The army demonstrated concern for white Wacs’ morale but ignored black Wacs’ woes. Before black Wacs arrived at Fort Devens, some white Wacs had worked as orderlies. When they complained, officers organized medical classes for them. Most were reassigned. When their black replacements pushed back, officers disregarded their grievances. “As far as I’m concerned,” white army nurse Lieutenant Simone Parent told investigators, “I think they just wanted something to complain about,” later remarking, “you can’t trust them,” but assuring her interviewers that it wasn’t “a racial thing.” White Wacs, perched in the better jobs, were perceived as good soldiers who followed orders and got along with others. Black Wacs, consigned to scrubbing floors and pushing heavy food carts, were viewed as constant complainers who performed poorly and perfunctorily blamed racism.

Their enlistments posed a bold challenge to other Americans, to recognize these soldiers as black and female patriots.

Black men in the service also suffered under segregation, yet as men were accepted as soldiers where black Wacs were not. “These are women and Wacs really aren’t soldiers,” The Washington Post noted, of the Fort Devens strikers. One campaign to support the defendants—launched by black legionnaires—appealed to the army’s understanding that Wacs were naturally “more frail, impulsive and sensitive than men.” Even the Wacs’ NAACP lawyer, Julian Rainey, rested his defense on this premise. A World War I veteran who well knew racial discrimination in the military, he attempted to free his clients by questioning their intelligence and repeatedly characterizing them as “confused by something they couldn’t understand.” Black men routinely praised the courage and determination of black servicemen who breached military protocol in defense of African Americans’ rights, but did not necessarily perceive black women as equally capable or self-sacrificing. Green, Morrison, Murphy, and Young “didn’t know what they were doing,” Rainey argued at trial.

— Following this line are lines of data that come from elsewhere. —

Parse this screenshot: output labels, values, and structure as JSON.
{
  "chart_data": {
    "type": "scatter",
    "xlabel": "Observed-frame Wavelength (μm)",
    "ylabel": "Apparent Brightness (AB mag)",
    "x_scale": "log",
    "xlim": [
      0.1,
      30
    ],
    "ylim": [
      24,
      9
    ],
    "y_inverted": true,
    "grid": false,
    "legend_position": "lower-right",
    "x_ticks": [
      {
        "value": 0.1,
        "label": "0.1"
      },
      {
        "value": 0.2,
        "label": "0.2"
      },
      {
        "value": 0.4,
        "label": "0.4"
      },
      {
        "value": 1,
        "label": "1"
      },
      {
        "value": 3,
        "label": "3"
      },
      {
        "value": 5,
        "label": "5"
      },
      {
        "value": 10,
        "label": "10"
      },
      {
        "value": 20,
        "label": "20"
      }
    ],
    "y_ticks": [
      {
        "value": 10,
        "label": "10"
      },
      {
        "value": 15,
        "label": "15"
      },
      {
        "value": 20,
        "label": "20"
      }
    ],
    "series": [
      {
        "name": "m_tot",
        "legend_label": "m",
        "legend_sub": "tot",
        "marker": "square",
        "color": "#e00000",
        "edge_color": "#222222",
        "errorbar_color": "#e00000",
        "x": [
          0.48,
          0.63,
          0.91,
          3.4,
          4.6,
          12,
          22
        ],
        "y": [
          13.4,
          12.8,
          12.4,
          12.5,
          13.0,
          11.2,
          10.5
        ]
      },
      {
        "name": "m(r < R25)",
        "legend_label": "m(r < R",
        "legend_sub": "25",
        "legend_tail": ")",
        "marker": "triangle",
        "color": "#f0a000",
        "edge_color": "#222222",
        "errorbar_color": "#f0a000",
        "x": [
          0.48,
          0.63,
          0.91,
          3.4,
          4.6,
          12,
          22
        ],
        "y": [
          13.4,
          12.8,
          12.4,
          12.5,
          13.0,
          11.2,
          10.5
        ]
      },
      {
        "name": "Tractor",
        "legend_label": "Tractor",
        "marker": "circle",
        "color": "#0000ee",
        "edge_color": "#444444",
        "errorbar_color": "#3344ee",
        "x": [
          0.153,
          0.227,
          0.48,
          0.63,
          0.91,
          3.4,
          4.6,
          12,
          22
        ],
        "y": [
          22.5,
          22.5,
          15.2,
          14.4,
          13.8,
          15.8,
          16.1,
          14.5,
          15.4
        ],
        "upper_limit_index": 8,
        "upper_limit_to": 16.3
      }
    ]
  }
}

But the black Wacs did know what they were doing. They had enlisted in the WAC based on army policies that guaranteed fair treatment, and they broke protocol only after realizing that those policies did not uniformly apply to them. Admitting that she was “sick and tired” of her treatment at Fort Devens, one black Wac who returned to the job, Private Dorothy Petty, noted, “I came in the army to try to help my country. You see, I thought I was a citizen.” Private Mary Johnson felt the same. “We might have gone about it the wrong way,” she admitted, “but the thing we were fighting for was justice and rights. We want to live like other people.”

Many Americans, riveted to the story as told by the black and mainstream presses, came around to the strikers’ side. Ordinary citizens joined civil rights leaders in protests, including besieging the offices of President Franklin D. Roosevelt and Secretary of War Henry Stimson with letters demanding an investigation and for the just treatment of the Wacs on trial. Caught off guard by the public’s fascination with the case and unsettled by the questions that these women’s experiences provoked, the War Department quickly dismissed the charges and released the women back to their unit, following up with an investigation which noted problems with the treatment of black Wacs but changed little. Green, Morrison, Murphy, and Young and the other black Wacs at Fort Devens worked as orderlies throughout the remainder of their time in the WAC.

Within two months of the strike, the newspapers had stopped writing about it. They had other news to report: stories about black servicemen who bravely battled segregation and white Wacs who carved new paths for women that today are familiar, and inspiring, World War II narratives. For a brief moment during the spring of 1945, however, Anna Morrison, Mary Green, Alice Young, and Johnnie Murphy put black women in uniform front and center for Americans— reminding them, uncomfortably, that they lived in a country where some patriots still didn’t fit.